On peut aussi regretter que les religions communiquent essentiellement en dehors de ces thèmes majeurs.
Les chrétiens conservateurs, si vocaux aus Etats Unis, parlent encore d'interdire l'avortement ou la maîtrise des naissances : c'est une pratique qui remonte à l'époque où la mortalité infantile mettait en danger la survie de l'espèce humaine, au néolithique, quand les maladies des animaux nouvellement domestiqués passaient la barrière des espèces. Donc une pratique qui relève d'une réalité qui était d'actualité il y a 5 à 8,000 ans !!!

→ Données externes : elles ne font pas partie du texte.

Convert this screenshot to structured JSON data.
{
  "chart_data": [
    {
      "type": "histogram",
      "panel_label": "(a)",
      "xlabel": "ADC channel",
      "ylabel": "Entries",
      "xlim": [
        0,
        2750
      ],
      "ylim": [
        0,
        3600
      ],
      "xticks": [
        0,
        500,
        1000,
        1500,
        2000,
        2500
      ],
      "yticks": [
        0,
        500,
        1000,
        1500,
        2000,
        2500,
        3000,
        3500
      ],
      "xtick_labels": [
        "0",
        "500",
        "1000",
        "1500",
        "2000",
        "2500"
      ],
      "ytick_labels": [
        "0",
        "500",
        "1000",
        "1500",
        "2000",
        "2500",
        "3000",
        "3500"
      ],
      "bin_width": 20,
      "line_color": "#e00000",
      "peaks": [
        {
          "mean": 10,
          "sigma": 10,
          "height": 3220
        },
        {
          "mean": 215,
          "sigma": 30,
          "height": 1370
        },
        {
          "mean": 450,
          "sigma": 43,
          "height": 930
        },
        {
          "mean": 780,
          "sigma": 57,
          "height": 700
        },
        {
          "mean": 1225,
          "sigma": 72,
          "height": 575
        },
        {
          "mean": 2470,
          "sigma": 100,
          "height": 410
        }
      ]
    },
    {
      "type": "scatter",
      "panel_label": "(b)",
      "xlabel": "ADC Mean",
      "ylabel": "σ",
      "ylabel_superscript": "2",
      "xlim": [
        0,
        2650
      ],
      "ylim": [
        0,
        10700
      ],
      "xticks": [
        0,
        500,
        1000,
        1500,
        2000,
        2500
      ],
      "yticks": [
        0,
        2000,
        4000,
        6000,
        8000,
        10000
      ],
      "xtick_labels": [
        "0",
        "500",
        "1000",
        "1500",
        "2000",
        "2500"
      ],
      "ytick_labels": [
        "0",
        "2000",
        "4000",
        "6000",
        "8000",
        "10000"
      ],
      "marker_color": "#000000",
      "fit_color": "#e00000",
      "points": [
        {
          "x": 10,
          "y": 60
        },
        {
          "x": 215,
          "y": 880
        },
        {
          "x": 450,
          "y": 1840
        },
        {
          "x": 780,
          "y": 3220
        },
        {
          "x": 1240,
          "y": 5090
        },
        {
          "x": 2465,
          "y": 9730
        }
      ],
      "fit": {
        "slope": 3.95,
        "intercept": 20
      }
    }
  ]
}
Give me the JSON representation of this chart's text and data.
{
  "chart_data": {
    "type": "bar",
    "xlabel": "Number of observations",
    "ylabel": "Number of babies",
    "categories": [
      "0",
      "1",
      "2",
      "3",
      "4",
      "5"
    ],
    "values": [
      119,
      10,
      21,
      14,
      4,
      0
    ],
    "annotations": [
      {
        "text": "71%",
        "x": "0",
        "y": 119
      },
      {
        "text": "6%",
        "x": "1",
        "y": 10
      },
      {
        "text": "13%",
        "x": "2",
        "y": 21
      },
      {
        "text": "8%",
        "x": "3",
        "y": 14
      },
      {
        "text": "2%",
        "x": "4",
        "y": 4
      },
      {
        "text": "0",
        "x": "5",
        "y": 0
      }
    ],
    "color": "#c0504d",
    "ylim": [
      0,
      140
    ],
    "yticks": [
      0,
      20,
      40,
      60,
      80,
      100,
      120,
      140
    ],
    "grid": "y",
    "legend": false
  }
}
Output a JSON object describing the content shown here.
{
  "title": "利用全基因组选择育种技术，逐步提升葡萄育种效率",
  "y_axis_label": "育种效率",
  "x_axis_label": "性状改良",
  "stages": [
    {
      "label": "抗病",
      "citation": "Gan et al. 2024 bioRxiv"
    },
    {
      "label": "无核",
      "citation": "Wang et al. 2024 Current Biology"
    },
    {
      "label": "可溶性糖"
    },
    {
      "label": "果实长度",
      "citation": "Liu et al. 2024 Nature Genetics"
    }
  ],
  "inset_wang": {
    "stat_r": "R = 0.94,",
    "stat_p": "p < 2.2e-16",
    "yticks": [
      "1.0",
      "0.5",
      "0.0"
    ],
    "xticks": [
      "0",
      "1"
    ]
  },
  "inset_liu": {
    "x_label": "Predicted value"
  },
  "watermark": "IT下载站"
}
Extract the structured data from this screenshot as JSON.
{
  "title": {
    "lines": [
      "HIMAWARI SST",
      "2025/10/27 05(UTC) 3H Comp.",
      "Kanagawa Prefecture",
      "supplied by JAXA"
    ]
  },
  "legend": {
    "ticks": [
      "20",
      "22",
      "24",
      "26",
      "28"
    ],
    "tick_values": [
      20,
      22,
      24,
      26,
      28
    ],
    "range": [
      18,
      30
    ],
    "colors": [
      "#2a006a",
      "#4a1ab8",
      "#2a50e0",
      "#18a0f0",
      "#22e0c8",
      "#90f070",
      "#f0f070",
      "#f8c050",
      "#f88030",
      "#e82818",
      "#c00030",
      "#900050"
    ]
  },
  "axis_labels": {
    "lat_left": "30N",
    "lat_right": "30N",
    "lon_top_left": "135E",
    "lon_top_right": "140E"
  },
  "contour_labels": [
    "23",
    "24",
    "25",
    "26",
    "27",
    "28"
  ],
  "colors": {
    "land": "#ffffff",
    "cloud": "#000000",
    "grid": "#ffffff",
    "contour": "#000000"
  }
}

Les musulmans intégristes servent de portes paroles à des minorités ultra-conservatrices qui parlent d'un monde lui aussi largement révolu.
Au-delà de tout cela on pourrait parler d'économie, de la crise et de la façon de la conjurer (sûrement PAS en avalant plus de rigueur !!!), mais pas du permis de conduire !!! Au secours. De l'internalisation des externalités dans l'économie, du chiffrage des services écosystémiques, etc.
Il y a aussi le monde des utopies technologiques, comme l'ascenseur spatial, la production d'électrité par fusion nucléaire, la mort et la viellesse reculées indéfiniment, etc. Mais attention à ne pas confondre pôlitique et science fiction !
On pourrait aussi parler de culture, de littérature, d'art, de philosophie et de sciences subtiles, et même de sciences dures. Et du statut de cette connaissance par rapport à la prise de parole immédiate et déferlante des médias modernes et des réseaux dits sociaux.